# BigQuery - Inserting data into BigQuery
Loading file data into BigQuery allows you to insert millions of rows into a BigQuery table efficiently. If you're working with large flat files, this automation strategy will allow you to see huge performance improvements to the number of rows you can insert into a table, and how long it takes to insert these rows.
The BigQuery connector provides you with two ways to load file data into BigQuery - from a file you have downloaded in a previous step in your recipe or from a file that already exists in Google Cloud Storage. Our recommendation is to first upload your file to Google Cloud Storage before loading it from Google Cloud storage to Google BigQuery.

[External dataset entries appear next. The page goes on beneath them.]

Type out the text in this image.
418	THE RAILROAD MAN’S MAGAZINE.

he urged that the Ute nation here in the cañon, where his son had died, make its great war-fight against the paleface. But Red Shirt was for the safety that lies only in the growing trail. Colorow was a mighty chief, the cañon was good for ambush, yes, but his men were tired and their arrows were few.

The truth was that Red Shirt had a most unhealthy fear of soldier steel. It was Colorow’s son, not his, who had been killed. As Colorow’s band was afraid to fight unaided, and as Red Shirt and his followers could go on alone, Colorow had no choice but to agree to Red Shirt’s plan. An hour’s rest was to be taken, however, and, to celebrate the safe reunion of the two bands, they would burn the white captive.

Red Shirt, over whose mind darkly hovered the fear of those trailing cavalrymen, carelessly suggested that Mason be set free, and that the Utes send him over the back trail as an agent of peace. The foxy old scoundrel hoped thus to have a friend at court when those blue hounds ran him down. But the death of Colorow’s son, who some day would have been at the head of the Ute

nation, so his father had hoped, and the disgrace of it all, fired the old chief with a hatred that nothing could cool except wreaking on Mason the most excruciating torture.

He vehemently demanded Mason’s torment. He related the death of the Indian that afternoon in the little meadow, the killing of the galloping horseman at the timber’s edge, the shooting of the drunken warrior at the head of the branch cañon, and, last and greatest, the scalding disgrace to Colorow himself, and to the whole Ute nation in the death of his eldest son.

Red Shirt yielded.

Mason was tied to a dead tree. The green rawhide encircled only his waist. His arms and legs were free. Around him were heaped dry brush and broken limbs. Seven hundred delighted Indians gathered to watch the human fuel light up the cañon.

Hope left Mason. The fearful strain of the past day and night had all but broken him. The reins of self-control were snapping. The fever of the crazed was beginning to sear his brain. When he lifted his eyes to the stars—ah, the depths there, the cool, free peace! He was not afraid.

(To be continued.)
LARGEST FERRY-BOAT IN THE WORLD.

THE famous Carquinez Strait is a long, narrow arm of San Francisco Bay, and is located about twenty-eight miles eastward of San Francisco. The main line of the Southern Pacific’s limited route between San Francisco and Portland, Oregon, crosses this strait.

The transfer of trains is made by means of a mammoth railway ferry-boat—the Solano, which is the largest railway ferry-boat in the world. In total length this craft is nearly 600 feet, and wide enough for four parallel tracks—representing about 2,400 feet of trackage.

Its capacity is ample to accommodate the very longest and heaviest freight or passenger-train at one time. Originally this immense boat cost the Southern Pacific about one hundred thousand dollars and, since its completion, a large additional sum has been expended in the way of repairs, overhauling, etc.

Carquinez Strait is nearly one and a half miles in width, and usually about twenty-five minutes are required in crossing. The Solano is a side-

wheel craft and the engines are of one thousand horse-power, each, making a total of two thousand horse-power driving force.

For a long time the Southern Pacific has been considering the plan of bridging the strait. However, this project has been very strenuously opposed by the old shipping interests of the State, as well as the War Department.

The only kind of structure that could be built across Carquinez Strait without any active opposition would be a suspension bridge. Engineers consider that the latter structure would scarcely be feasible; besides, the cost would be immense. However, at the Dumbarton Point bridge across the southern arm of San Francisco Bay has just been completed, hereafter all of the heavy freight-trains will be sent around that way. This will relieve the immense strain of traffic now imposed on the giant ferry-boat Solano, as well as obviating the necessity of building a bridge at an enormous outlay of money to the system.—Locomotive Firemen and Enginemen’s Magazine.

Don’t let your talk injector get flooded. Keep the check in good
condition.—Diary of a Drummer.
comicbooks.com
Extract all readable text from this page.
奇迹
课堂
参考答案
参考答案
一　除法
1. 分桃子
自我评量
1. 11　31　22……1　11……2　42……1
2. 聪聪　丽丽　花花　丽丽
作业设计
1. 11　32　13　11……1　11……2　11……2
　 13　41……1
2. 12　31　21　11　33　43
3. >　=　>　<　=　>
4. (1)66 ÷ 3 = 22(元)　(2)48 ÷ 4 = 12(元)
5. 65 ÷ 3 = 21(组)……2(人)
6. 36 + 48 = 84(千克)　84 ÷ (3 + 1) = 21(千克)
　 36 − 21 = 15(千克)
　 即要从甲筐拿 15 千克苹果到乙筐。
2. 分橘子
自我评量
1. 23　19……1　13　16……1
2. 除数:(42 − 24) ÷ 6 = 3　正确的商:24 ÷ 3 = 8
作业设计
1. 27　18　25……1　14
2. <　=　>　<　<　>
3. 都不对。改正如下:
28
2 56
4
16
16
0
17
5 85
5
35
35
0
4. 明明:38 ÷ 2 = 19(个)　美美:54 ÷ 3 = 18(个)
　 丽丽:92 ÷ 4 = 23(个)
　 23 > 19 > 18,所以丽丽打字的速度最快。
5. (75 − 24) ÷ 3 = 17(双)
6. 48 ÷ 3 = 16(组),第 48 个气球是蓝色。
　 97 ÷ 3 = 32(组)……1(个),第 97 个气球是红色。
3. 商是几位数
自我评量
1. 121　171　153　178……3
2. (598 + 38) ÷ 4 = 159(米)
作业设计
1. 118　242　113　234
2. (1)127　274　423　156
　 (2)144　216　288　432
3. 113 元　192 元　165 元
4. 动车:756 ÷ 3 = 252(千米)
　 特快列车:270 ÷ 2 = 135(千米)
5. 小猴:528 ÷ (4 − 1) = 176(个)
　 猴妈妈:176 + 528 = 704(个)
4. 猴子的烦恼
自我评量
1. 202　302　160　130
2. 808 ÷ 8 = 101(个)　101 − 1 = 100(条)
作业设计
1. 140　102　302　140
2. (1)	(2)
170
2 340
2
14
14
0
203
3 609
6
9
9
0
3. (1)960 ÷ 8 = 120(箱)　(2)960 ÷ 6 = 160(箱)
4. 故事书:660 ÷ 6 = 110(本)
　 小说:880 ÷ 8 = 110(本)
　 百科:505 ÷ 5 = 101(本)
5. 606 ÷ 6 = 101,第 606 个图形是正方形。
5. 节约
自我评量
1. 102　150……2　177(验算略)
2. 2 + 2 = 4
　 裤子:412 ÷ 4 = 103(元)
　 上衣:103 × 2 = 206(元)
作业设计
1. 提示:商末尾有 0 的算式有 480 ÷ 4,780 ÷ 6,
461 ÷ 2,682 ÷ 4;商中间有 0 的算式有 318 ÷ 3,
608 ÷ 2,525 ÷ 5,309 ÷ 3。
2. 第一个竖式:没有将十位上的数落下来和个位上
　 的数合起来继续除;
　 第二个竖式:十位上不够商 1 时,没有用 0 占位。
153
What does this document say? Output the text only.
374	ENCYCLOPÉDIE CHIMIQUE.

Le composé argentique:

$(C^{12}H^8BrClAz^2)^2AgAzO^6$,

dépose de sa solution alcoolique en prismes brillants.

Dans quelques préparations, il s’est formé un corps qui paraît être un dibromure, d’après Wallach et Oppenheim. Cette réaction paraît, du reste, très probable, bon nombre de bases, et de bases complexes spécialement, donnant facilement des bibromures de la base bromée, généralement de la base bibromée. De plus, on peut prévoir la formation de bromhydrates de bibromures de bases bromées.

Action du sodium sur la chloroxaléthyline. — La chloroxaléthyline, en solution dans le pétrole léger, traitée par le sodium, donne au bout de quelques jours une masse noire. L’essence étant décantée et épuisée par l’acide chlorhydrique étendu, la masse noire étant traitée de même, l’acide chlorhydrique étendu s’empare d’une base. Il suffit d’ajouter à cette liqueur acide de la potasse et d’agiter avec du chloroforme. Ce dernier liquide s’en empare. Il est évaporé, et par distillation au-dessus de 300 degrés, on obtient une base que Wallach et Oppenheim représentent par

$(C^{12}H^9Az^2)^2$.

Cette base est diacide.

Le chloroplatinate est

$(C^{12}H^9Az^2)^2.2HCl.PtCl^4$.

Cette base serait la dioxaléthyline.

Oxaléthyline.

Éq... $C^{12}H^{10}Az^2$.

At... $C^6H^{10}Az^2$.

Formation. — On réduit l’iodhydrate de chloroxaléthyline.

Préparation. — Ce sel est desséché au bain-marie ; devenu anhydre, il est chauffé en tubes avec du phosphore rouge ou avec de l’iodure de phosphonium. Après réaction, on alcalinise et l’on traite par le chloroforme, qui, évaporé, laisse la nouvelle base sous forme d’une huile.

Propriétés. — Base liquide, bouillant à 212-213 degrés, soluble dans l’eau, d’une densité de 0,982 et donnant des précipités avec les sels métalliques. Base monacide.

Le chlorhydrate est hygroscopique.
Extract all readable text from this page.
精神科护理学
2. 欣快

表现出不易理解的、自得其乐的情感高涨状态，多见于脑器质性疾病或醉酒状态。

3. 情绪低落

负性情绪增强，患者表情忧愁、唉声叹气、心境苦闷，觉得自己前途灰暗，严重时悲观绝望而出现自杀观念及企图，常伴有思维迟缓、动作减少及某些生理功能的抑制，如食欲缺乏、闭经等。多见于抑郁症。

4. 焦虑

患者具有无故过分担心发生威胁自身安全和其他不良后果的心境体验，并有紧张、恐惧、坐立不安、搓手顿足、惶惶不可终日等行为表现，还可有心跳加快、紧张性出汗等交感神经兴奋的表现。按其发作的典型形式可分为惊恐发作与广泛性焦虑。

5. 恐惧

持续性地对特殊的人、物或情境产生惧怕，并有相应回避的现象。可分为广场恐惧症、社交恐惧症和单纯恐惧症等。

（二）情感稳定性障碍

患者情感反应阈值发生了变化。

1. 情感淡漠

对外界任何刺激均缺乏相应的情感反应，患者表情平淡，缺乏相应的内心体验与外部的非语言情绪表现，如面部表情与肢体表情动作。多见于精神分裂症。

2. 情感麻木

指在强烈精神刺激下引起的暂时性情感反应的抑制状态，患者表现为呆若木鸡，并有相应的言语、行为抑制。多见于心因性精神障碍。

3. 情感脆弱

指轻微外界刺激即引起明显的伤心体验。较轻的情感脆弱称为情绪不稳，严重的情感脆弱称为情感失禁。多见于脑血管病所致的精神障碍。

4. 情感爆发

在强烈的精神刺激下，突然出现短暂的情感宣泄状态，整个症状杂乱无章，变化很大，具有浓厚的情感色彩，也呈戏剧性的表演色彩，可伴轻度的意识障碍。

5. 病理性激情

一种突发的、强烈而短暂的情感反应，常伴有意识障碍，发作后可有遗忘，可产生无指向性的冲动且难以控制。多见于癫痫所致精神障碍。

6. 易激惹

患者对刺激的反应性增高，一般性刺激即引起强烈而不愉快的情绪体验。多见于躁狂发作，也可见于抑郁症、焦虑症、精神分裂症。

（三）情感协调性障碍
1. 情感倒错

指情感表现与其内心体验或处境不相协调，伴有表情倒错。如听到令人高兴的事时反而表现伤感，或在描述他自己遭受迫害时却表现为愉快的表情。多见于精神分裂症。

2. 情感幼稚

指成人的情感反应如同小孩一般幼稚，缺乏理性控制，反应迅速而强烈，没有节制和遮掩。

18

Beyond moving large amounts of rows, this is a powerful action that can senses changes in the number of columns in an incoming CSV or JSON file and extend the schema of the table in BigQuery to accept it.
NOTE
BigQuery can detect the schema of incoming CSV and JSON files so you don't need to provide the schema of the table. If not, you will have to define your table schema manually. When files have different columns than the destination table, you can use Alter table columns when required?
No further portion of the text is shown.